The origin consists of a host (possibly also a port), a base path and a sub path at the origin, and a transfer function which will be used to perform the actual data transfer.

SkyLLH provides two dataset transfer methods, wget and rsync.

[9]:

from skyllh.core.dataset import (
    DatasetOrigin,
    WGETDatasetTransfer,
)

[10]:

origin = DatasetOrigin(
    host='data.mydomain.com',
    base_path='/downloads/data',
    sub_path='my_dataset',
    transfer_func=WGETDatasetTransfer(protocol='https').transfer)
my_dataset.origin = origin

In the example above we specified that the dataset is available at the URL data.mydomain.com/downloads/data/my_dataset, which can be transfered using wget via the https protocol.

Hence, the experimental and monte-carlo files exp.npy and mc.npy of the dataset must be available at https://data.mydomain.com/downloads/data/my_dataset/exp.npy and https://data.mydomain.com/downloads/data/my_dataset/mc.npy, respectively.

Origin as archive file

The dataset might be available as an archive file, e.g. a zip file on a webserver. In such cases the filename argument of the DatasetOrigin class constructor can be used in combination with a post transfer function specified via the post_transfer_func argument of the constructor:

[11]:

origin = DatasetOrigin(
    host='data.mydomain.com',
    base_path='/downloads/data',
    sub_path='',
    filename='my_dataset.zip',
    transfer_func=WGETDatasetTransfer(protocol='https').transfer,
    post_transfer_func=WGETDatasetTransfer.post_transfer_unzip)
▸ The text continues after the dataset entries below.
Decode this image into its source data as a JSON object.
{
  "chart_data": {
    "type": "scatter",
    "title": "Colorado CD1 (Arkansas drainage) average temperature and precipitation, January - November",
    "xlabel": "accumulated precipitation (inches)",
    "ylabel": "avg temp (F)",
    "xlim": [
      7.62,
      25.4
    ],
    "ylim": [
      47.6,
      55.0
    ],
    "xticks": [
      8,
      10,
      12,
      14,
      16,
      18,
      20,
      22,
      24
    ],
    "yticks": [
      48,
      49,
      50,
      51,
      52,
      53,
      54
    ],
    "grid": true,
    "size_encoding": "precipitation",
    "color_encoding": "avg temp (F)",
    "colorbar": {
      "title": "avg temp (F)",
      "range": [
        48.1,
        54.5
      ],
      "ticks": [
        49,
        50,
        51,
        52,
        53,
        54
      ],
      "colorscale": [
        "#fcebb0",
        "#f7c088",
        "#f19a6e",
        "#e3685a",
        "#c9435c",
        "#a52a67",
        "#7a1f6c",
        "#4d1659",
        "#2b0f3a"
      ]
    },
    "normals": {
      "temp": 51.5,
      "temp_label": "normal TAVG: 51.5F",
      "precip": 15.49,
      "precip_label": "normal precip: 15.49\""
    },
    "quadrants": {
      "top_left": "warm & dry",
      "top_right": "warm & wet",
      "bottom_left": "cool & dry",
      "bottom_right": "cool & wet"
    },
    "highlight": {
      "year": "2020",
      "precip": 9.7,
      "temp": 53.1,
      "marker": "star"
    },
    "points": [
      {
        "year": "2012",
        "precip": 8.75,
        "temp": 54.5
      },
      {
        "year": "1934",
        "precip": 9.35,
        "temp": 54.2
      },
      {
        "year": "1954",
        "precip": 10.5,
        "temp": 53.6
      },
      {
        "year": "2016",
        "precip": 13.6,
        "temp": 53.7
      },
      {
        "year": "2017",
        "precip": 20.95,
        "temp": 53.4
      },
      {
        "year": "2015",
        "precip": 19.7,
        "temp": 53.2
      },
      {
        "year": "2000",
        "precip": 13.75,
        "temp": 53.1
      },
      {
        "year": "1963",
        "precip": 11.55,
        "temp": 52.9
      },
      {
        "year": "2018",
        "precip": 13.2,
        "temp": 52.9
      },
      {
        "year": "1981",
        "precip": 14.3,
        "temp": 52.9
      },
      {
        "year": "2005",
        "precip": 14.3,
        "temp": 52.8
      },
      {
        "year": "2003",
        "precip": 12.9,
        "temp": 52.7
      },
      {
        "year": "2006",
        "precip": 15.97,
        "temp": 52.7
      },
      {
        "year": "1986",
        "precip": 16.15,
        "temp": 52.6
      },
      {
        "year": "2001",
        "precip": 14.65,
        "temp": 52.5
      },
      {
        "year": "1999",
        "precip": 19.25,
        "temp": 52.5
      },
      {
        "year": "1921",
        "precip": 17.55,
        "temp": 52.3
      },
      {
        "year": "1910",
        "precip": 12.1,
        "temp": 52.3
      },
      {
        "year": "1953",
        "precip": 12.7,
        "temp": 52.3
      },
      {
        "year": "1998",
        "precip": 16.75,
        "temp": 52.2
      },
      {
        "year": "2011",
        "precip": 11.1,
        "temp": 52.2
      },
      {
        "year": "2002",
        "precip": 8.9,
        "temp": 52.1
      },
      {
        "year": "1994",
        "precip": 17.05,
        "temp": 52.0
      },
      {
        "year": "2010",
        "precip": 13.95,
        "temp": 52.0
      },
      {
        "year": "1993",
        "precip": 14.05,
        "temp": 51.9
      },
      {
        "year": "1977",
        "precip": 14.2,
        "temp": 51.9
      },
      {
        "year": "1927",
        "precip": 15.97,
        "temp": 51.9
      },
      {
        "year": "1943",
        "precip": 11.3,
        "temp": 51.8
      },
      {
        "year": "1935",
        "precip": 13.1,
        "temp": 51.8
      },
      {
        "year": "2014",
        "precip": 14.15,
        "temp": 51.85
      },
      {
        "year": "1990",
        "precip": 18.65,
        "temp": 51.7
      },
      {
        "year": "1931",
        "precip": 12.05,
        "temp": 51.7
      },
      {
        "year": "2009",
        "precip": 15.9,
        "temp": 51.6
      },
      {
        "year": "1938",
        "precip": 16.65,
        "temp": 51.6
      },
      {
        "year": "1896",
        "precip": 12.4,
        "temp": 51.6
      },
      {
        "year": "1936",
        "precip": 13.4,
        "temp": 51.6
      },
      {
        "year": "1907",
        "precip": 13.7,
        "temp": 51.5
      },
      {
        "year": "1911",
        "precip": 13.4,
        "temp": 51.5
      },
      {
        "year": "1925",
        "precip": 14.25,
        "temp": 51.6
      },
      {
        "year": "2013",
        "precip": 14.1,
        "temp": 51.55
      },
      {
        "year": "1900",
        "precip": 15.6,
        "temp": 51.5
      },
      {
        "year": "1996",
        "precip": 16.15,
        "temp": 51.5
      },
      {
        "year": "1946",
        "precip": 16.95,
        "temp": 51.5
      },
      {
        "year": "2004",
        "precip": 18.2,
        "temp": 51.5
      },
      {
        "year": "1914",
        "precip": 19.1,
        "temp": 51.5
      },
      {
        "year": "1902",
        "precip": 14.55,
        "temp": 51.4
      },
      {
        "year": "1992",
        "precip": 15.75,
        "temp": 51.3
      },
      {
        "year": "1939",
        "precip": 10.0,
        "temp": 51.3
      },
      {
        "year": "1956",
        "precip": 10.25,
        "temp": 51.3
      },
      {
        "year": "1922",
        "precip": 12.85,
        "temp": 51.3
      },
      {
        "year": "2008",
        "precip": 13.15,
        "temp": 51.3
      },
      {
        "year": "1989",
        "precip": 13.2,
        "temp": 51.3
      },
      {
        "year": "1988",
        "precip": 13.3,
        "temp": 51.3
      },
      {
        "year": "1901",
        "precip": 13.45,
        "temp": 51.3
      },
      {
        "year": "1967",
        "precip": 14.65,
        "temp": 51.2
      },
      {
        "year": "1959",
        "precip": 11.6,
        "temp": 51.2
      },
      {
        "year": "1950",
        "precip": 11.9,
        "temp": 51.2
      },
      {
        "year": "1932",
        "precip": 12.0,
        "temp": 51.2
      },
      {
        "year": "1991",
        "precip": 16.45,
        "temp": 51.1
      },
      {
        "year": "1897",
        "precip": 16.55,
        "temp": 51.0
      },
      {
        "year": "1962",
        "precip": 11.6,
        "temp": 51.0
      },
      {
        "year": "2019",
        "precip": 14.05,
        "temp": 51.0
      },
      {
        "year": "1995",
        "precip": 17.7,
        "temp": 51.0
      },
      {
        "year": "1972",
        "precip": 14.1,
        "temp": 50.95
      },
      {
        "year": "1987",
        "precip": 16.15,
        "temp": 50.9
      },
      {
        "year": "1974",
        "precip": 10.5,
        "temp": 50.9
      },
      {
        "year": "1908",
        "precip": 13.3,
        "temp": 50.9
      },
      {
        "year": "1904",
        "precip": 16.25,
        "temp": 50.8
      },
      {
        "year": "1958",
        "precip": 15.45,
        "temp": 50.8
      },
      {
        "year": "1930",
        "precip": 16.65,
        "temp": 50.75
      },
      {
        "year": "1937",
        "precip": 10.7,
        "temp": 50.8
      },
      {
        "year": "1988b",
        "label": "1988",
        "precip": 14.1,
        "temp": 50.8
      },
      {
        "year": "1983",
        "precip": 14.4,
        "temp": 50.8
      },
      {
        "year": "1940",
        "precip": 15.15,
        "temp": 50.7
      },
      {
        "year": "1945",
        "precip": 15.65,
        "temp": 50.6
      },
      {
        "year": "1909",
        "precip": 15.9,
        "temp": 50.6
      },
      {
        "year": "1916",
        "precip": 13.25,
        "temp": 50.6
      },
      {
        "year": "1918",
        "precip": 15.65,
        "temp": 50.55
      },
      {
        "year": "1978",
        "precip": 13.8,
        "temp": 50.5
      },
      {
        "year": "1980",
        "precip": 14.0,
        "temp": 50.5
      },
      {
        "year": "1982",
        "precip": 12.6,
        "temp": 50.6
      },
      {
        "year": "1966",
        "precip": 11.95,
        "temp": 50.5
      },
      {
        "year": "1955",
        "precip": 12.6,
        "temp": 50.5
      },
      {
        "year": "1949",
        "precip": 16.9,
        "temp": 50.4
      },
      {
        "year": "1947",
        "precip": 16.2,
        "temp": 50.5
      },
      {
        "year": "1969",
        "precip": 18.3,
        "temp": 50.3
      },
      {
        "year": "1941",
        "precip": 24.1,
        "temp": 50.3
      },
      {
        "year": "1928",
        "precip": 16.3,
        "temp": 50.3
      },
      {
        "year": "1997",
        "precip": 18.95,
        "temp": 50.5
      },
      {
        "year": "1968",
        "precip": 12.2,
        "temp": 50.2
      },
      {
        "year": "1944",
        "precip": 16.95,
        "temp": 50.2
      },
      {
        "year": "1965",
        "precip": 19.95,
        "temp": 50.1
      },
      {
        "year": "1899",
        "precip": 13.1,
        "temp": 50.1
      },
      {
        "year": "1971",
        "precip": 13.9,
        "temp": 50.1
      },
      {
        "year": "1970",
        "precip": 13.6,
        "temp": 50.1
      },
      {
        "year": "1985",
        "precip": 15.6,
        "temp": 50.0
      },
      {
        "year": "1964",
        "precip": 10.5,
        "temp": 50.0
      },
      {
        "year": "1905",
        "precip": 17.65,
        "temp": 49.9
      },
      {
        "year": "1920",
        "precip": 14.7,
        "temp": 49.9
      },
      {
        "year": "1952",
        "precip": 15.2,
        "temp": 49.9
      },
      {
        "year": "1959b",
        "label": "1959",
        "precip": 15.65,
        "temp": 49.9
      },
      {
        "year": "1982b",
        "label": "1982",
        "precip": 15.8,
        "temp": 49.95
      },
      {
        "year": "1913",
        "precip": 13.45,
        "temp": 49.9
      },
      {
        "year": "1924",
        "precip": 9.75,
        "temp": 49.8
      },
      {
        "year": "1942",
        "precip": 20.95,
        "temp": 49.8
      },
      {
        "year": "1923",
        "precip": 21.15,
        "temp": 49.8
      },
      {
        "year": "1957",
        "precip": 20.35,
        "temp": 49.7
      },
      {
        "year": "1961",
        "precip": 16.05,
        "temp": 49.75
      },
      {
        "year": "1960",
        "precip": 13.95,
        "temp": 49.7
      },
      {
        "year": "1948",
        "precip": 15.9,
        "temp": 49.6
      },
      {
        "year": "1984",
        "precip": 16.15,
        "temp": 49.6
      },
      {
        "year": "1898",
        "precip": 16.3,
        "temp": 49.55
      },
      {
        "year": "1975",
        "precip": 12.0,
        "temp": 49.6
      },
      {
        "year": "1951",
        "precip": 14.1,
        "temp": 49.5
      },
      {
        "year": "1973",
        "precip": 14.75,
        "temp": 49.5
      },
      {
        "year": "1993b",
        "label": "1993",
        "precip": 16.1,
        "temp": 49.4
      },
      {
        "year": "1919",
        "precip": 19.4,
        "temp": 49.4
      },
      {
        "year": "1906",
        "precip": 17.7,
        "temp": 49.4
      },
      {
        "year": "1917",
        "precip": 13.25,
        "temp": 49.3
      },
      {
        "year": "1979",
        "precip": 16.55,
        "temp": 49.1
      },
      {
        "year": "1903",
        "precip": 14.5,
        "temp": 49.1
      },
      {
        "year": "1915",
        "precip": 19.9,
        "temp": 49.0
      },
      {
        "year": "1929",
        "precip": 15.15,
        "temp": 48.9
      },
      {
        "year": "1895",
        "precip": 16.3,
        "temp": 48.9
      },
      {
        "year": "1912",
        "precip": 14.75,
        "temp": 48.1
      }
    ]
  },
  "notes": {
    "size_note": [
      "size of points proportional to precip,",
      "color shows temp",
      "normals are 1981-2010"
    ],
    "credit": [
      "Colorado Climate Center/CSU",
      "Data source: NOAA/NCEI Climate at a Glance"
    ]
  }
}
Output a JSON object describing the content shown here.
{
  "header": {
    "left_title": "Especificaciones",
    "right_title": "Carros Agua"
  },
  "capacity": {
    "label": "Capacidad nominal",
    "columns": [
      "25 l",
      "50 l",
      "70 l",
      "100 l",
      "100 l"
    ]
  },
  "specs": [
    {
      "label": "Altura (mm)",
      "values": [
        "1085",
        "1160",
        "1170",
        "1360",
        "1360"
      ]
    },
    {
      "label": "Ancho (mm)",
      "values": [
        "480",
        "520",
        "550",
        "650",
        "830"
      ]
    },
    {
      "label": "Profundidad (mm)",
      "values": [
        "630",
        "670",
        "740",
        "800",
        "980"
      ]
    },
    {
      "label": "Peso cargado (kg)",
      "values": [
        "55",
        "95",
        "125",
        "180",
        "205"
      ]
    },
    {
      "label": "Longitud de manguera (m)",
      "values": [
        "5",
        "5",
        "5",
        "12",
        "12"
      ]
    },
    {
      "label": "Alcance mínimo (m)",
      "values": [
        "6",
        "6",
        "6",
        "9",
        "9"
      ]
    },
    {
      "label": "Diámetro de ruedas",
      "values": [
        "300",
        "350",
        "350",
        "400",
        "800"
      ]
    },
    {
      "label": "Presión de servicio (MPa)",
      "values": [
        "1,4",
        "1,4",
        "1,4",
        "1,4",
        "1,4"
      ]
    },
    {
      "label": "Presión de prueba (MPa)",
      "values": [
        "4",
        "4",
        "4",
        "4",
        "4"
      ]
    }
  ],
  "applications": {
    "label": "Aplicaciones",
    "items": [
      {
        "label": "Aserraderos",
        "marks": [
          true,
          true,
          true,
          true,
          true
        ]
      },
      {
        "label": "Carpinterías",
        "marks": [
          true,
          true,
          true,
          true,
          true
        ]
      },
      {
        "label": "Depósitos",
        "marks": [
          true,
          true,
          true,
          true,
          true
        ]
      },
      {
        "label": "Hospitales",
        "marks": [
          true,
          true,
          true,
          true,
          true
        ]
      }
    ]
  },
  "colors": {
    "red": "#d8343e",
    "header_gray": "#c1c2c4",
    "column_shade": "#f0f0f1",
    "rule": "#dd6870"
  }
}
The example above will transfer the single archive file https://data.mydomain.com/downloads/data/my_dataset.zip and unzip the file on the local host.

Downloading the dataset

If an origin is defined for an individual dataset, that dataset can be downloaded automatically using the skyllh.core.dataset.Dataset.make_data_available() method of the Dataset class.